Existing image-text retrieval methods:

independent representation matching methods, which generate the embeddings of images and sentences independently and thus are convenient for retrieval with hand-crafted matching measures.
cross-interaction matching methods, which achieve improvement by introducing the interaction-based networks for inter-relation reasoning, yet suffer the low retrieval efficiency.

This paper proposes a graphbased Cross-modal Graph Matching Network (CGMN), which explores both intra- and inter-relations without introducing network interaction.

Motivation and Contributions

alt img

As shown in the figure, image-text retrieval methods can be classified into two categories, including independent representation matching methods and cross-interaction matching methods.

However, independent representation matching methods sacrificing some accuracy because the matching step only needs to compute the embedding distances between the query and each pre-stored image or sentence embedding in the database. And cross-interaction matching methods have low computational efficiency because they need more similarity computing in an interactive manner or network-based matching.
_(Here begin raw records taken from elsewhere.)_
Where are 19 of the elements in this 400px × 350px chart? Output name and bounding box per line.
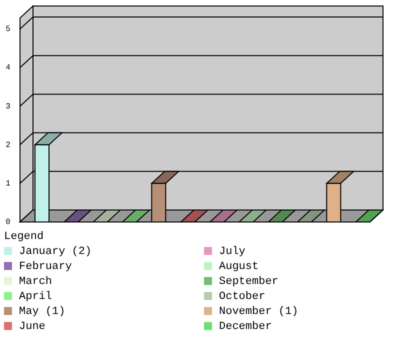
legend-label: May (1) [19,306,66,318]
y-tick-label: 2 [6,140,11,150]
y-tick-label: 4 [6,64,11,73]
y-tick-label: 5 [6,25,11,34]
legend-label: September [219,276,278,288]
legend-label: June [19,320,46,333]
legend-label: July [219,246,246,258]
legend-label: April [19,290,52,303]
legend-label: November (1) [219,306,298,318]
legend-label: March [19,276,52,288]
legend-label: August [219,260,259,273]
y-tick-label: 3 [6,102,11,112]
legend-label: October [219,290,266,303]
legend-label: January (2) [19,246,92,258]
y-tick-label: 0 [6,218,11,228]
y-tick-label: 1 [6,180,11,189]
legend-title: Legend [4,230,44,243]
legend-label: February [19,260,72,273]
legend-label: December [219,320,272,333]
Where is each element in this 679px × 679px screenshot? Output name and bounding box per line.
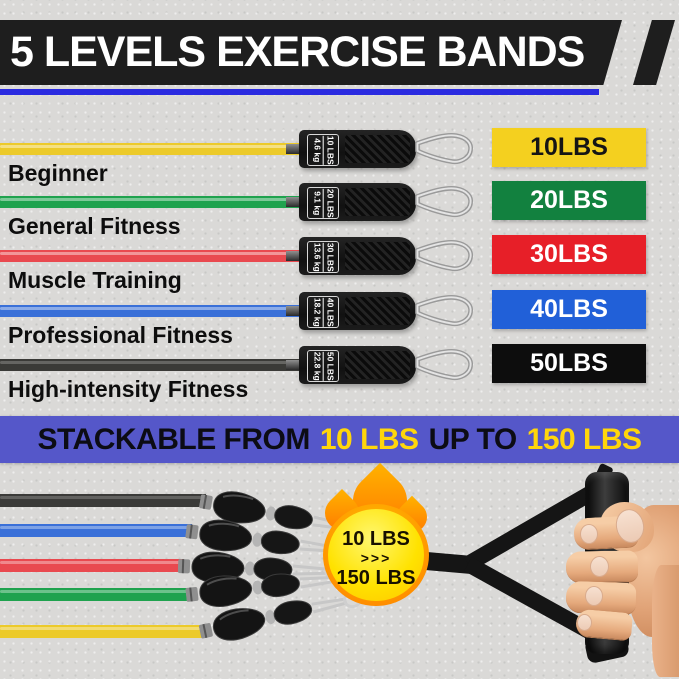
band-sleeve: 30 LBS 13.6 kg — [299, 237, 416, 275]
level-label: Muscle Training — [8, 267, 182, 293]
level-label: Beginner — [8, 160, 108, 186]
flame-arrows: >>> — [360, 550, 392, 566]
swatch-label: 40LBS — [530, 295, 608, 323]
tag-lbs-label: 30 LBS — [322, 242, 335, 272]
resistance-band — [0, 305, 301, 317]
level-row: 10 LBS 4.6 kg Beginner 10LBS — [0, 124, 679, 186]
flame-max-weight: 150 LBS — [336, 566, 416, 589]
flame-min-weight: 10 LBS — [342, 528, 410, 550]
bottom-band-red — [0, 559, 184, 572]
bottom-band-green — [0, 588, 192, 601]
swatch-label: 50LBS — [530, 349, 608, 377]
weight-swatch: 40LBS — [492, 290, 646, 329]
velcro-strip — [345, 351, 410, 379]
band-ferrule — [286, 251, 301, 261]
page-title: 5 LEVELS EXERCISE BANDS — [10, 28, 585, 76]
flame-icon: 10 LBS >>> 150 LBS — [305, 462, 465, 612]
band-highlight — [0, 252, 297, 255]
band-sleeve: 10 LBS 4.6 kg — [299, 130, 416, 168]
band-ferrule — [286, 197, 301, 207]
finger-nail — [590, 556, 609, 577]
carabiner-icon — [415, 348, 474, 381]
weight-tag: 50 LBS 22.8 kg — [307, 350, 339, 382]
finger-nail — [585, 586, 603, 606]
band-highlight — [0, 496, 204, 499]
level-row: 30 LBS 13.6 kg Muscle Training 30LBS — [0, 231, 679, 293]
velcro-strip — [345, 297, 410, 325]
band-sleeve: 40 LBS 18.2 kg — [299, 292, 416, 330]
level-row: 20 LBS 9.1 kg General Fitness 20LBS — [0, 177, 679, 239]
banner-max-weight: 150 LBS — [526, 422, 642, 456]
bottom-band-yellow — [0, 625, 206, 638]
title-slash-decoration — [633, 20, 675, 85]
band-highlight — [0, 590, 190, 593]
swatch-label: 10LBS — [530, 133, 608, 161]
banner-text: STACKABLE FROM — [37, 422, 310, 456]
carabiner-icon — [415, 185, 474, 218]
carabiner-icon — [415, 132, 474, 165]
weight-tag: 40 LBS 18.2 kg — [307, 296, 339, 328]
tag-lbs-label: 40 LBS — [322, 297, 335, 327]
band-sleeve: 50 LBS 22.8 kg — [299, 346, 416, 384]
swatch-label: 30LBS — [530, 240, 608, 268]
weight-swatch: 10LBS — [492, 128, 646, 167]
level-label: Professional Fitness — [8, 322, 233, 348]
resistance-band — [0, 196, 301, 208]
banner-text: UP TO — [428, 422, 518, 456]
tag-kg-label: 4.6 kg — [312, 137, 323, 163]
band-highlight — [0, 145, 297, 148]
band-highlight — [0, 526, 190, 529]
velcro-strip — [345, 135, 410, 163]
carabiner-icon — [415, 239, 474, 272]
resistance-band — [0, 143, 301, 155]
title-underline — [0, 89, 599, 95]
weight-swatch: 50LBS — [492, 344, 646, 383]
band-sleeve: 20 LBS 9.1 kg — [299, 183, 416, 221]
bottom-band-black — [0, 494, 206, 507]
tag-lbs-label: 10 LBS — [322, 135, 335, 165]
finger-nail — [577, 614, 592, 631]
band-highlight — [0, 627, 204, 630]
weight-swatch: 20LBS — [492, 181, 646, 220]
resistance-band — [0, 250, 301, 262]
level-label: General Fitness — [8, 213, 181, 239]
band-highlight — [0, 198, 297, 201]
tag-lbs-label: 50 LBS — [322, 351, 335, 381]
level-row: 40 LBS 18.2 kg Professional Fitness 40LB… — [0, 286, 679, 348]
bottom-band-blue — [0, 524, 192, 537]
weight-tag: 10 LBS 4.6 kg — [307, 134, 339, 166]
swatch-label: 20LBS — [530, 186, 608, 214]
tag-kg-label: 22.8 kg — [312, 351, 323, 381]
weight-tag: 20 LBS 9.1 kg — [307, 187, 339, 219]
band-highlight — [0, 361, 297, 364]
level-label: High-intensity Fitness — [8, 376, 249, 402]
wrist — [652, 565, 679, 677]
tag-kg-label: 9.1 kg — [312, 190, 323, 216]
band-highlight — [0, 561, 182, 564]
weight-swatch: 30LBS — [492, 235, 646, 274]
tag-kg-label: 18.2 kg — [312, 297, 323, 327]
band-highlight — [0, 307, 297, 310]
flame-range-text: 10 LBS >>> 150 LBS — [305, 528, 447, 589]
stackable-banner: STACKABLE FROM 10 LBS UP TO 150 LBS — [0, 416, 679, 463]
flame-inner — [328, 509, 424, 601]
weight-tag: 30 LBS 13.6 kg — [307, 241, 339, 273]
level-row: 50 LBS 22.8 kg High-intensity Fitness 50… — [0, 340, 679, 402]
band-ferrule — [286, 306, 301, 316]
velcro-strip — [345, 242, 410, 270]
tag-lbs-label: 20 LBS — [322, 188, 335, 218]
band-ferrule — [286, 144, 301, 154]
tag-kg-label: 13.6 kg — [312, 242, 323, 272]
banner-min-weight: 10 LBS — [319, 422, 419, 456]
velcro-strip — [345, 188, 410, 216]
title-banner: 5 LEVELS EXERCISE BANDS — [0, 20, 622, 85]
band-ferrule — [286, 360, 301, 370]
resistance-band — [0, 359, 301, 371]
finger-nail — [580, 524, 598, 544]
carabiner-icon — [415, 294, 474, 327]
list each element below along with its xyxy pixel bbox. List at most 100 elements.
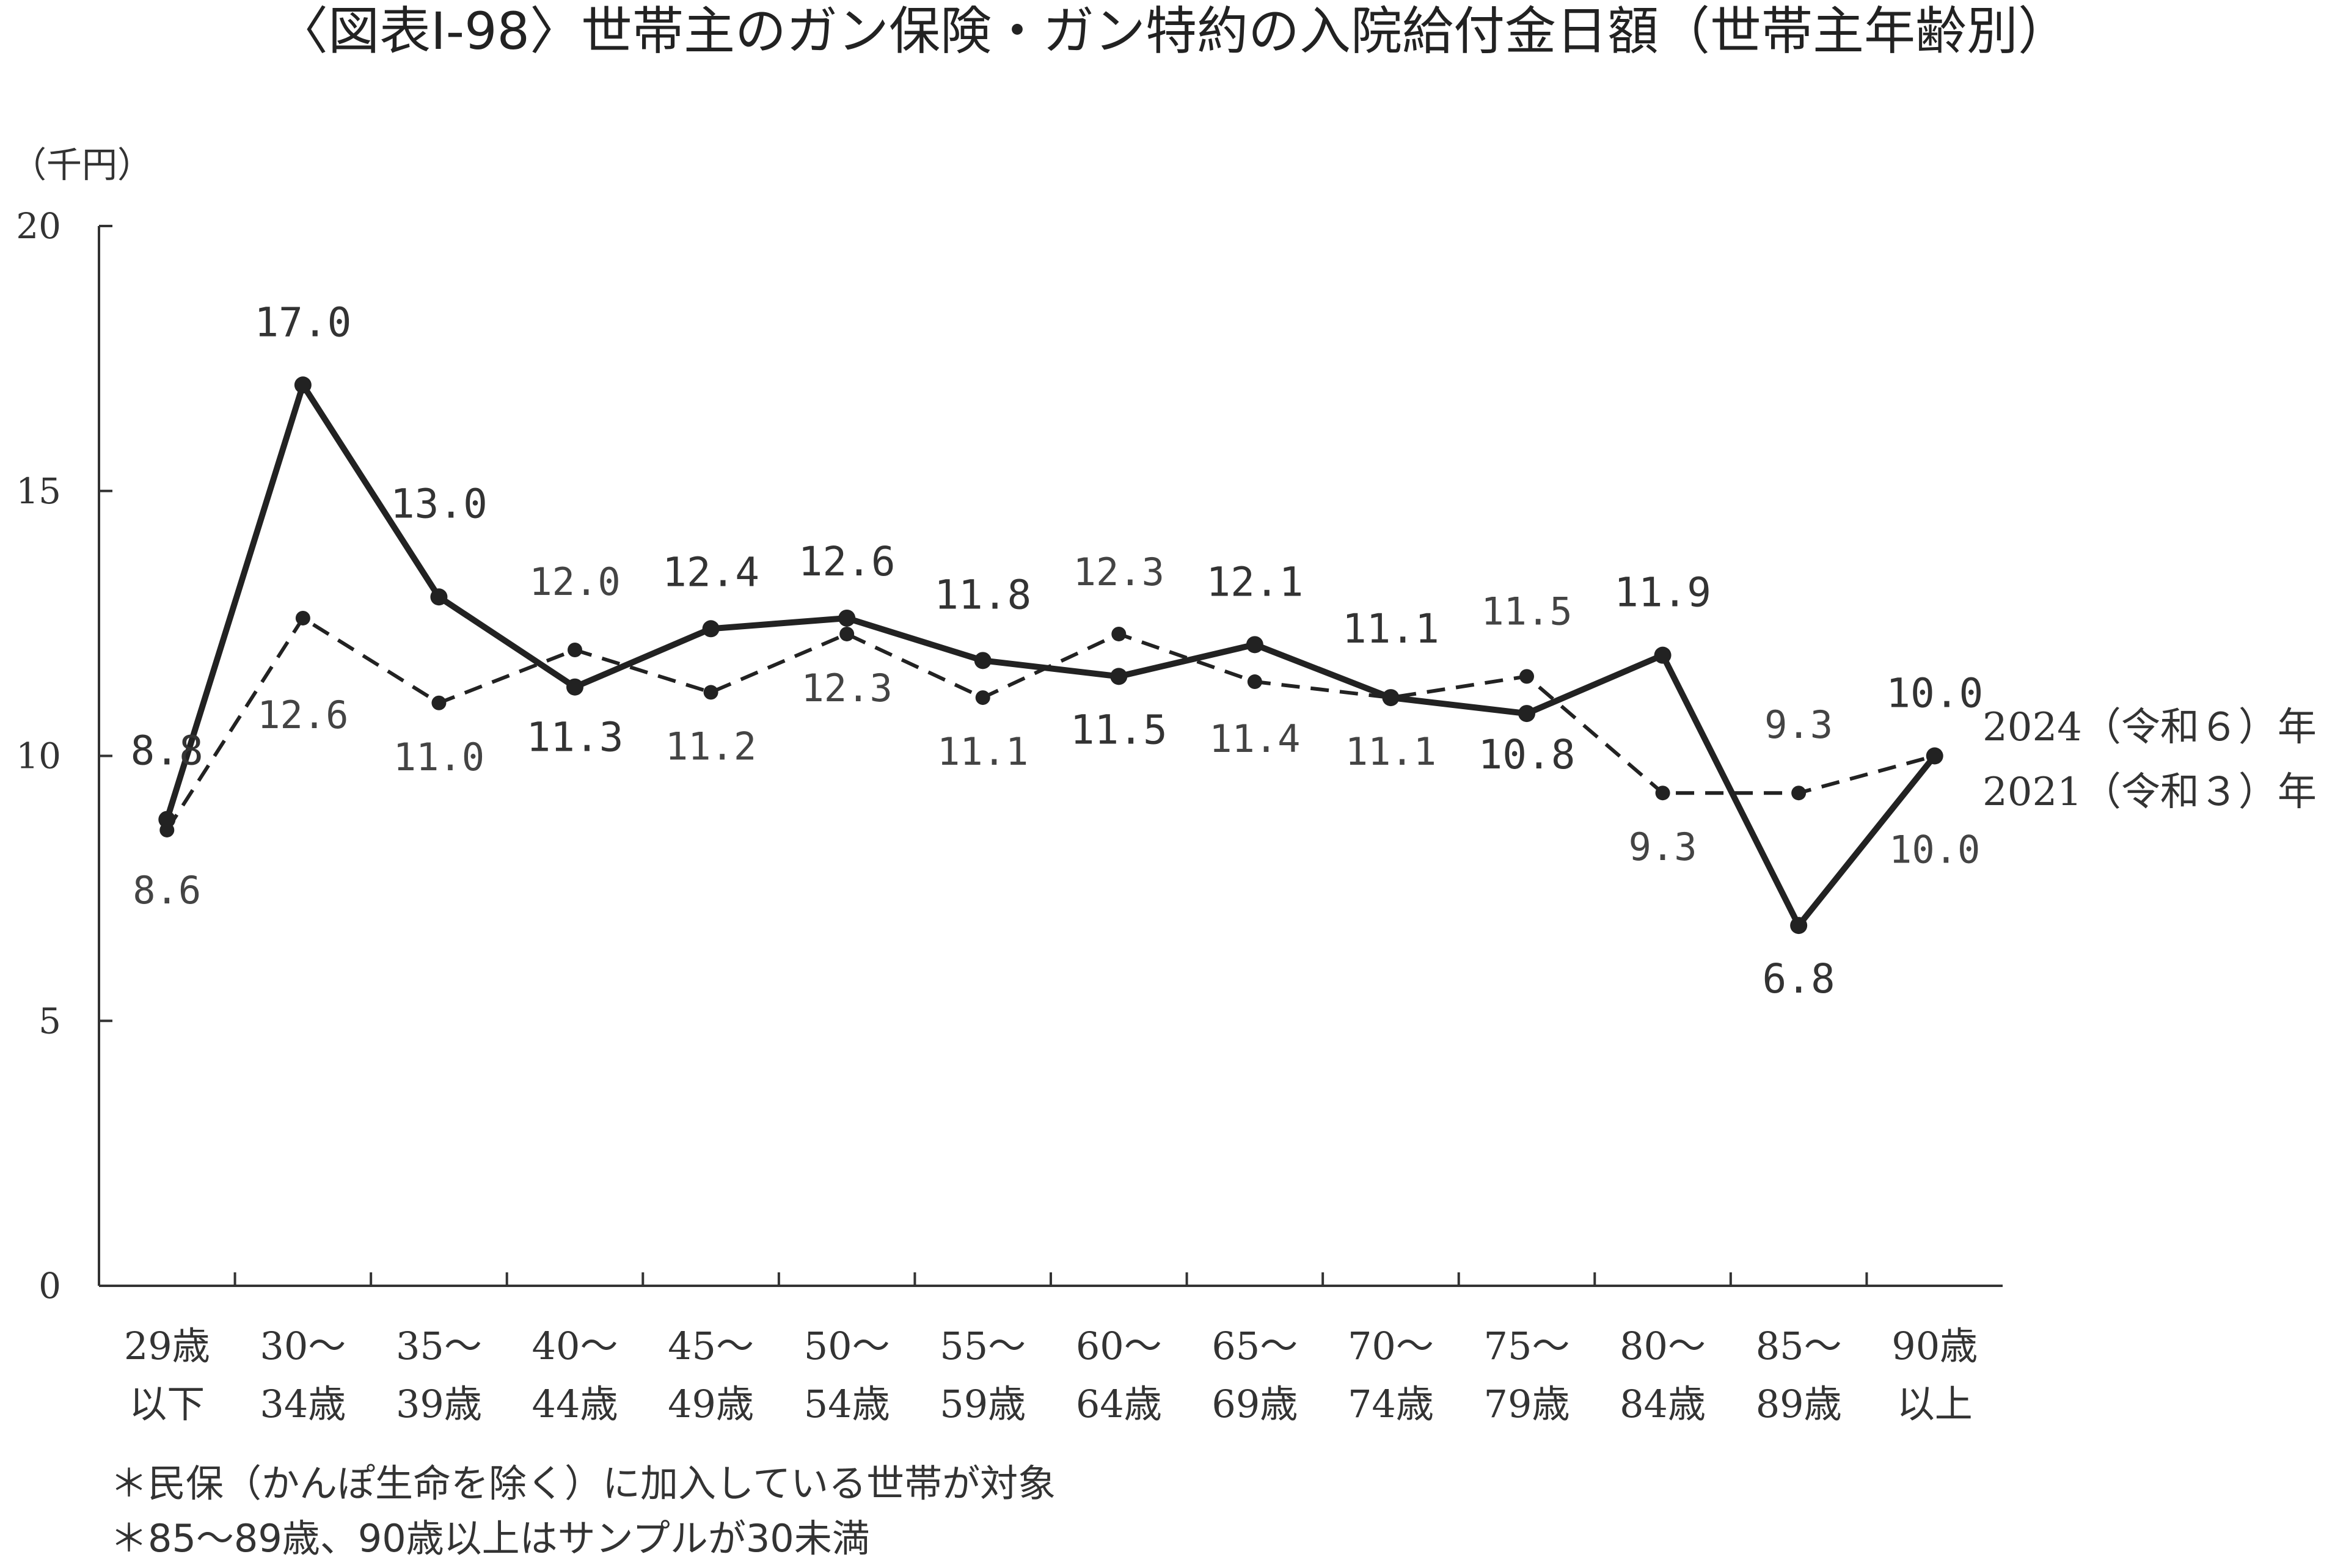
x-tick-label: 54歳 bbox=[804, 1382, 890, 1426]
series-line-0 bbox=[164, 382, 1937, 929]
x-tick-label: 90歳 bbox=[1891, 1324, 1978, 1368]
data-label-2024: 11.3 bbox=[527, 714, 624, 761]
x-tick-label: 30～ bbox=[260, 1324, 346, 1368]
series-point-1 bbox=[568, 643, 582, 657]
data-label-2021: 9.3 bbox=[1629, 825, 1697, 869]
series-point-1 bbox=[1111, 626, 1127, 641]
data-label-2021: 11.0 bbox=[393, 735, 484, 779]
footnote: ＊85～89歳、90歳以上はサンプルが30未満 bbox=[110, 1516, 870, 1561]
data-labels: 8.8 17.0 13.0 11.3 12.4 12.6 11.8 11.5 12.1 11.1 1… bbox=[131, 299, 1984, 1002]
x-tick-label: 55～ bbox=[940, 1324, 1026, 1368]
series-line-1 bbox=[165, 616, 1935, 831]
series-points bbox=[158, 376, 1943, 935]
x-tick-label: 34歳 bbox=[260, 1382, 346, 1426]
y-tick-label: 0 bbox=[38, 1265, 61, 1307]
x-tick-label: 39歳 bbox=[396, 1382, 482, 1426]
data-label-2021: 8.6 bbox=[133, 868, 201, 913]
x-tick-label: 59歳 bbox=[940, 1382, 1026, 1426]
series-point-0 bbox=[1246, 636, 1263, 654]
data-label-2021: 12.6 bbox=[257, 693, 348, 737]
series-point-0 bbox=[1790, 917, 1808, 935]
series-point-0 bbox=[566, 678, 583, 696]
y-tick-labels: 0 5 10 15 20 bbox=[16, 205, 61, 1307]
series-point-1 bbox=[703, 685, 718, 700]
axes bbox=[98, 225, 2003, 1287]
y-tick-label: 10 bbox=[16, 735, 61, 777]
footnote: ＊民保（かんぽ生命を除く）に加入している世帯が対象 bbox=[110, 1461, 1056, 1506]
data-label-2024: 11.9 bbox=[1614, 569, 1711, 616]
x-tick-label: 以下 bbox=[129, 1382, 205, 1426]
series-point-1 bbox=[1383, 690, 1398, 706]
y-tick-label: 20 bbox=[16, 205, 61, 247]
data-label-2024: 6.8 bbox=[1763, 955, 1835, 1002]
x-tick-label: 44歳 bbox=[532, 1382, 618, 1426]
data-label-2024: 8.8 bbox=[131, 727, 203, 775]
series-lines bbox=[164, 382, 1937, 929]
x-tick-label: 89歳 bbox=[1756, 1382, 1842, 1426]
x-tick-label: 64歳 bbox=[1076, 1382, 1162, 1426]
data-label-2021: 11.1 bbox=[1345, 729, 1436, 774]
data-label-2024: 10.0 bbox=[1886, 670, 1983, 717]
data-label-2024: 12.4 bbox=[662, 549, 759, 596]
legend: 2024（令和６）年 2021（令和３）年 bbox=[1982, 705, 2317, 815]
series-point-0 bbox=[1110, 668, 1128, 685]
y-tick-label: 15 bbox=[16, 470, 61, 512]
series-point-0 bbox=[974, 652, 992, 669]
y-axis-unit-label: （千円） bbox=[11, 144, 153, 186]
x-tick-label: 50～ bbox=[804, 1324, 890, 1368]
x-tick-label: 45～ bbox=[668, 1324, 754, 1368]
series-point-1 bbox=[975, 690, 990, 706]
series-point-0 bbox=[1654, 646, 1672, 664]
series-point-1 bbox=[1519, 669, 1534, 684]
data-label-2021: 11.2 bbox=[665, 724, 756, 768]
x-tick-label: 75～ bbox=[1484, 1324, 1570, 1368]
data-label-2024: 11.1 bbox=[1342, 605, 1439, 652]
data-label-2021: 10.0 bbox=[1889, 828, 1980, 872]
data-label-2024: 11.8 bbox=[934, 571, 1031, 618]
series-point-0 bbox=[1518, 705, 1535, 723]
data-label-2021: 12.3 bbox=[801, 666, 892, 710]
x-tick-label: 以上 bbox=[1897, 1382, 1973, 1426]
data-label-2021: 11.1 bbox=[937, 729, 1028, 774]
series-point-0 bbox=[294, 376, 312, 394]
legend-item-2021: 2021（令和３）年 bbox=[1982, 770, 2317, 815]
footnotes: ＊民保（かんぽ生命を除く）に加入している世帯が対象 ＊85～89歳、90歳以上はサ… bbox=[110, 1461, 1056, 1561]
data-label-2021: 12.3 bbox=[1073, 550, 1164, 594]
y-tick-label: 5 bbox=[38, 1000, 61, 1041]
chart-title: 〈図表Ⅰ-98〉世帯主のガン保険・ガン特約の入院給付金日額（世帯主年齢別） bbox=[277, 1, 2069, 61]
series-point-0 bbox=[838, 609, 856, 627]
x-tick-label: 29歳 bbox=[124, 1324, 210, 1368]
data-label-2021: 12.0 bbox=[529, 560, 620, 604]
x-tick-label: 70～ bbox=[1348, 1324, 1434, 1368]
x-tick-label: 69歳 bbox=[1211, 1382, 1298, 1426]
x-tick-label: 35～ bbox=[396, 1324, 482, 1368]
x-tick-label: 84歳 bbox=[1620, 1382, 1706, 1426]
series-point-1 bbox=[1247, 674, 1262, 690]
x-tick-label: 85～ bbox=[1756, 1324, 1842, 1368]
series-point-1 bbox=[1655, 786, 1670, 801]
series-point-1 bbox=[1927, 748, 1942, 764]
x-tick-label: 60～ bbox=[1076, 1324, 1162, 1368]
x-tick-label: 65～ bbox=[1211, 1324, 1298, 1368]
data-label-2024: 13.0 bbox=[390, 480, 488, 527]
series-point-1 bbox=[431, 695, 447, 710]
x-tick-label: 79歳 bbox=[1484, 1382, 1570, 1426]
series-point-1 bbox=[839, 626, 855, 641]
data-label-2021: 11.5 bbox=[1481, 589, 1572, 633]
x-tick-label: 74歳 bbox=[1348, 1382, 1434, 1426]
series-point-1 bbox=[1791, 786, 1807, 801]
data-label-2024: 12.1 bbox=[1206, 558, 1303, 605]
data-label-2021: 9.3 bbox=[1764, 702, 1833, 747]
data-label-2024: 11.5 bbox=[1070, 706, 1168, 753]
data-label-2024: 10.8 bbox=[1478, 731, 1576, 778]
data-label-2024: 12.6 bbox=[798, 538, 896, 585]
x-tick-label: 40～ bbox=[532, 1324, 618, 1368]
data-label-2024: 17.0 bbox=[254, 299, 351, 346]
legend-item-2024: 2024（令和６）年 bbox=[1982, 705, 2317, 750]
series-point-0 bbox=[430, 588, 448, 606]
x-tick-label: 49歳 bbox=[668, 1382, 754, 1426]
series-point-0 bbox=[158, 811, 176, 828]
series-point-1 bbox=[295, 610, 310, 625]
Therefore, this paper develop an effective and efficient image-text matching method, which can achieve good accuracy as cross-combined matching methods, while being as efficient as independent representation matching methods.

Contributions

The authors propose a novel graph-based independent representation method CGMN for fine-grained and fast image-text retrieval, which is computationally eficient as independent representation methods while taking the advantage of cross-modal inter-relation reasoning of cross-interaction methods.
They design a graph-based network to achieve intra-relation reasoning in embedding images and sentences and propose a novel graph node matching loss only used during training, to better learn cross-modal fine-grained alignment and achieve inter-relation reasoning between image regions and words in sentences, without any sacrifice of computational efficiency in the retrieval.